The organization had awarded a grant to San Mar, which enabled one young woman to participate in the Colorado program.

"Our grants are intended to improve the lives of women and their families in Washington County," said Jeanne Singer, co-chair of the Women's Giving Circle. By inviting two of the young women to today's luncheon, we get a better feel of how the grant money was used."

San Mar became involved with the outdoor adventure program several years ago, said Daniel Day, director of development at San Mar.

"More and more research shows that an adventure program can have a positive impact on the lives of adolescents, especially those in group homes," he said.

Participants are taken out of their comfort zones and put in situations they have never dealt with, he said. What they gain from the experience is a new level of confidence and accomplishment.

Day said nine girls, ages 13 to 18, and three staff members attended last summer's outdoor program.

The chance to participate was open to all San Mar residents, he said. Applicants had to be willing to complete all aspects of the program and have a record of good behavior on campus.

Ann Shilling, director of residential services at San Mar, said participants began preparing for their summer trip in January.

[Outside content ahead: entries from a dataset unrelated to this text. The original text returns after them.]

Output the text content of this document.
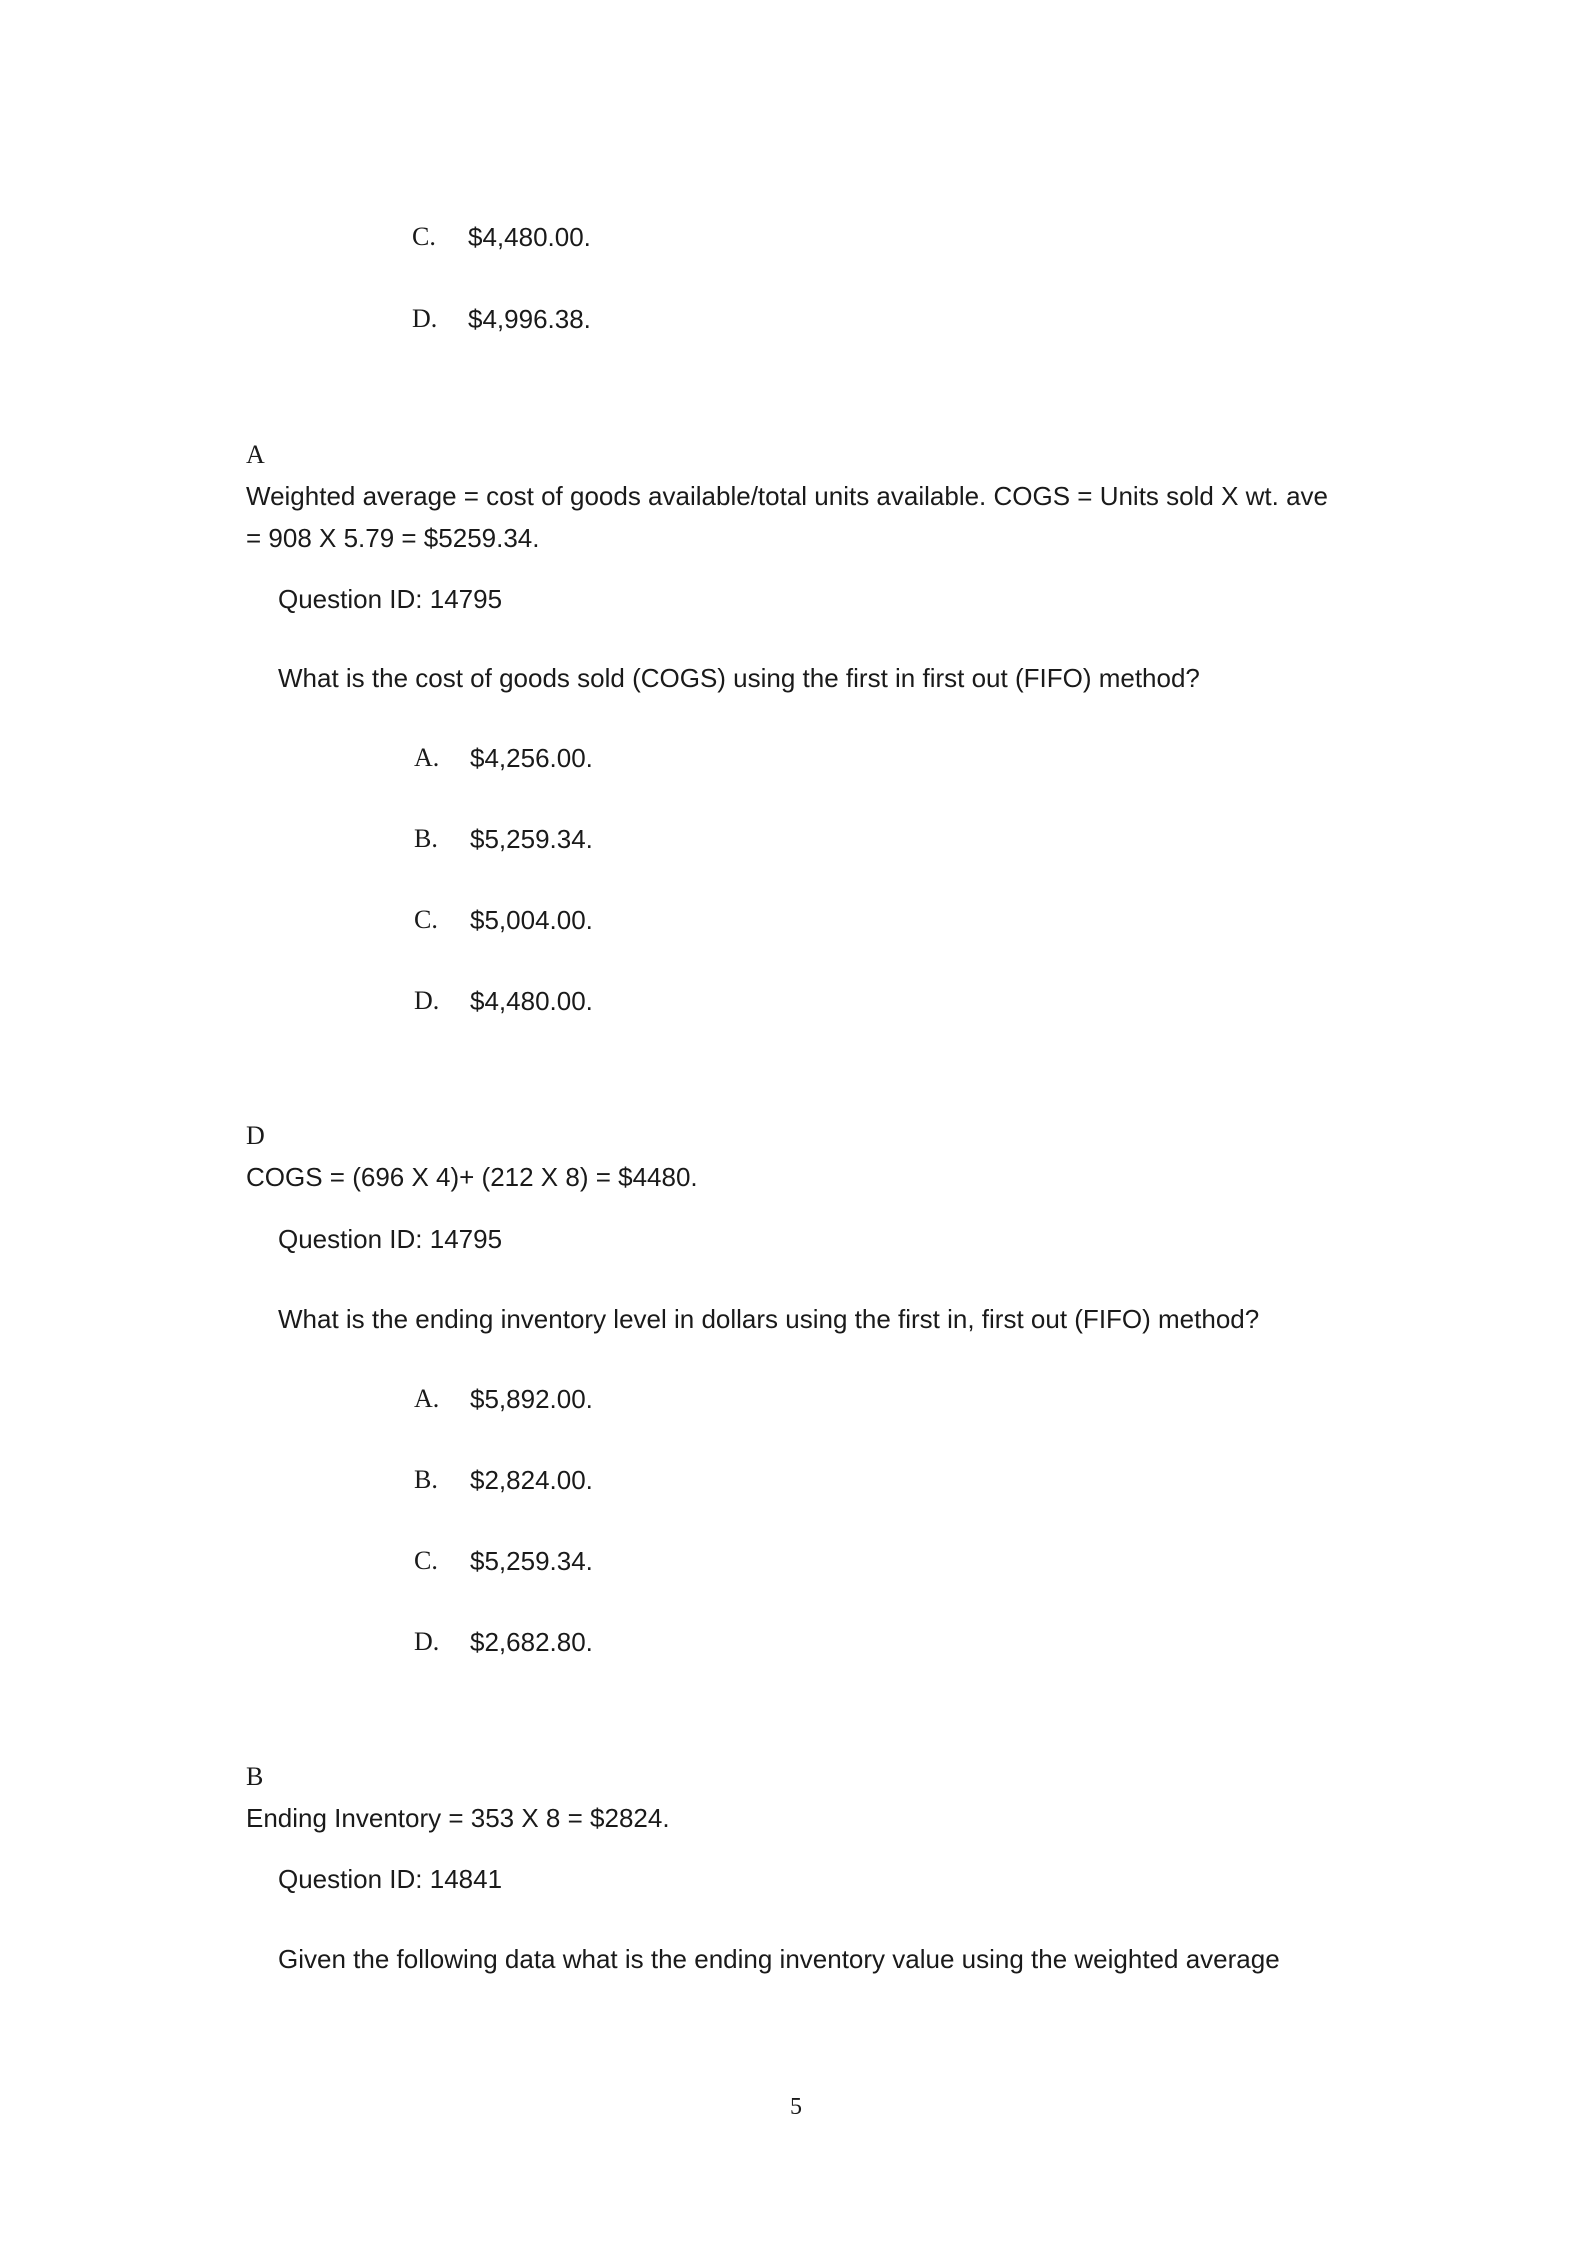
C. $4,480.00.
D. $4,996.38.
A
Weighted average = cost of goods available/total units available. COGS = Units sold X wt. ave
= 908 X 5.79 = $5259.34.
Question ID: 14795
What is the cost of goods sold (COGS) using the first in first out (FIFO) method?
A. $4,256.00.
B. $5,259.34.
C. $5,004.00.
D. $4,480.00.
D
COGS = (696 X 4)+ (212 X 8) = $4480.
Question ID: 14795
What is the ending inventory level in dollars using the first in, first out (FIFO) method?
A. $5,892.00.
B. $2,824.00.
C. $5,259.34.
D. $2,682.80.
B
Ending Inventory = 353 X 8 = $2824.
Question ID: 14841
Given the following data what is the ending inventory value using the weighted average
5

"They did a lot of research on where they were going and what they would need. It was a learning process. They also began doing a great deal of hiking - 5 to 10 miles a week - to build up their stamina," she said.

Though the program can present some grueling physical challenges, Shilling said participants come home feeling better about themselves.

"In a lot of trauma cases," she said, "there is a loss of continuity. Their lives have been interrupted, their homes interrupted. This program gives them a chance to start something and finish it. It gives them a sense of accomplishment, good memories and the ability to move forward in their lives."

"I feel like I'm worth something," one young woman shared about her outdoor adventure. "Before, I had low self-esteem and was unable to deal with a lot of issues in my life. But Colorado was a coping skill. Now I'm able to work through my emotions."

"The experience brought me closer to God," another girl said. "And it taught me that there is nothing that I can't achieve. If I can climb to the top of a mountain, if I can survive in the wilderness, then I know I can do anything."